For those of us on a tight budget, consider just buying fractional shares in dollar amounts. Not all brokerages allow this, but Robinhood sure does!
Also, markets are closed on Monday.
USOI - $82.18, next ex-div should be sometime in late January. Distributions monthly. This is a commodities-based ETF focused on, can you guess it? Crude oil. This is a Credit Suisse security, a company that isn’t in the business of losing money.
This month’s distribution is $1.23/share. This represents an annualized 17.9% return.
XYLD - $39.56, this ETF is about $10/share lower than it was at the start of the year. This tracks covered calls on S&P 500 securities. TD Ameritrade is reporting a 13.26% annualized return at this price.
The only question now is - will the S&P stop sinking anytime soon?
ORC - $11.06, ex-div 12/29, 17.42% annualized monthly distributions. This security underwent a reverse split not too long ago, so the price is actually lower than it “should” be and is currently recommended as “Sell” by various outlets.
Screw that! Orchid Island Capital is a REIT. Why wouldn’t we want a high-yield REIT at a discount?

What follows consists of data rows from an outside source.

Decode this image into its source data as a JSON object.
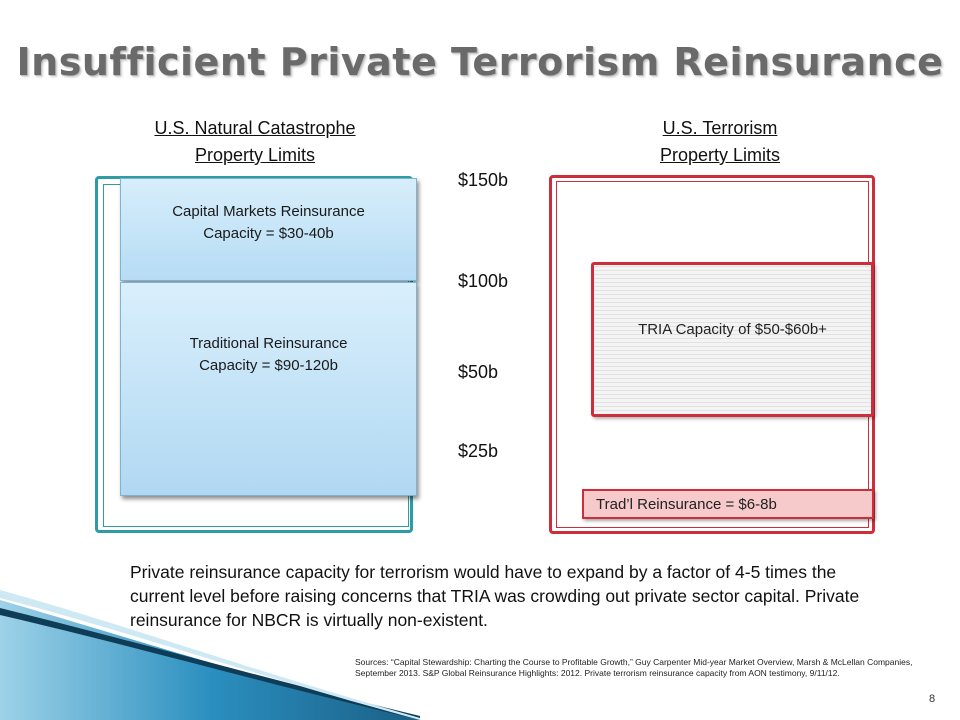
{
  "title": "Insufficient Private Terrorism Reinsurance",
  "left_header": {
    "line1": "U.S. Natural Catastrophe",
    "line2": "Property Limits"
  },
  "right_header": {
    "line1": "U.S. Terrorism",
    "line2": "Property Limits"
  },
  "left_stack": {
    "capital_markets": {
      "line1": "Capital Markets Reinsurance",
      "line2": "Capacity = $30-40b"
    },
    "traditional": {
      "line1": "Traditional Reinsurance",
      "line2": "Capacity = $90-120b"
    }
  },
  "scale_labels": [
    "$150b",
    "$100b",
    "$50b",
    "$25b"
  ],
  "right_stack": {
    "tria": "TRIA Capacity of $50-$60b+",
    "tradl": "Trad’l Reinsurance = $6-8b"
  },
  "body_text": "Private reinsurance capacity for terrorism would have to expand by a factor of 4-5 times the current level before raising concerns that TRIA was crowding out private sector capital. Private reinsurance for NBCR is virtually non-existent.",
  "sources": "Sources: “Capital Stewardship: Charting the Course to Profitable Growth,” Guy Carpenter Mid-year Market Overview, Marsh & McLellan Companies, September 2013. S&P Global Reinsurance Highlights: 2012. Private terrorism reinsurance capacity from AON testimony, 9/11/12.",
  "page_number": "8",
  "colors": {
    "teal": "#2e9ba5",
    "red": "#cc2e3b",
    "blue_fill": "#c6e5f8",
    "pink_fill": "#f6c9cb",
    "swoosh": "#1f7fa8"
  }
}
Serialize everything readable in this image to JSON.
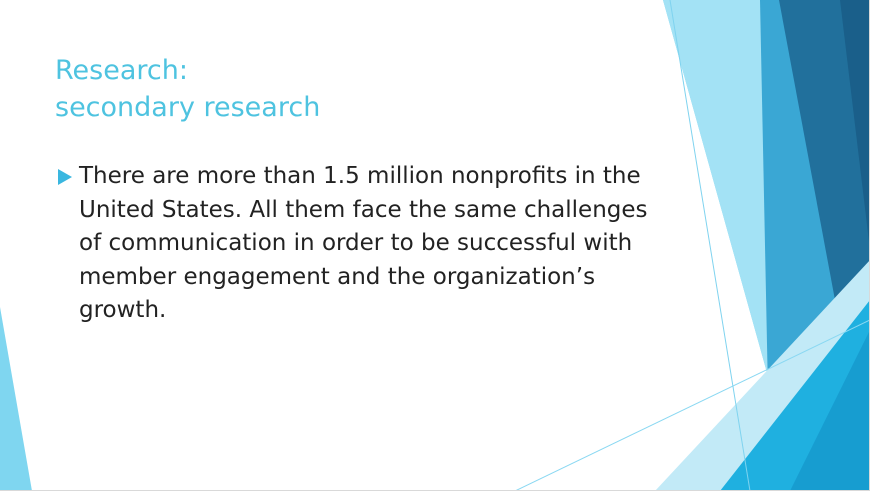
{
  "slide": {
    "title_line1": "Research:",
    "title_line2": "secondary research",
    "bullets": [
      {
        "text": "There are more than 1.5 million nonprofits in the United States. All them face the same challenges of communication in order to be successful with member engagement and the organization’s growth."
      }
    ]
  },
  "colors": {
    "title": "#4ec3e0",
    "body_text": "#222222",
    "bullet_marker": "#3ab7e0",
    "accent_light": "#6dd1f0",
    "accent_mid": "#1fb0e0",
    "accent_dark": "#21709c"
  },
  "icons": {
    "bullet": "triangle-bullet-icon"
  }
}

The primary consideration is that you can almost guarantee the share price to stay where it’s at or decline. This could make exiting your position difficult. In our overall experience, however, we have found ORC to be more stable than what “professional analysts” (aka columnists at Yahoo! and Bloomberg) seem to suggest.Then again, if you’re buying equities alongside Rockydennis Presents, then selling your shares in the near-term isn’t part of the gameplan (usually)!
CHMI -$6.08/share, ex-div 12/29. This residential REIT’s share price is down, while the yield is annualizing a tad high, at 17.94%.
We had initially favored other securities over this one, and are glad we waited. Now we capitalize on what to us is a discount.If we’re being honest, though, there’s pretty much never a situation where we recommend -against- a REIT. That is, unless, the company is based in China or owned by criminals. Even then, Fannie Mae still generates massive revenue, so….
JPM - $130.90/share, quarterly dividends, weekly options. Speaking of criminals….JP Morgan Chase! Just kidding (not really). While the 3% return isn’t very exciting (particularly when compared to US Treasuries), this is a nice single stock that is a safe place to park some money.
Those who have been with us will know that ACVF is our go-to safe space, but the yield is even lower and still represents its own risks (barely). We here at Rockydennis Presents can’t imagine a world where JP Morgan isn’t making money.
Why we don’t recommend JNJ anymore, despite being essentially the same as far as our dollars are concerned. - Frankly, we don’t care for their involvement with certain experimental drugs that have caused widespread damage to individuals and their savings. A family company? Hardly.
We don’t mind evil, but we draw the line at hypocrisy. And Black Rock.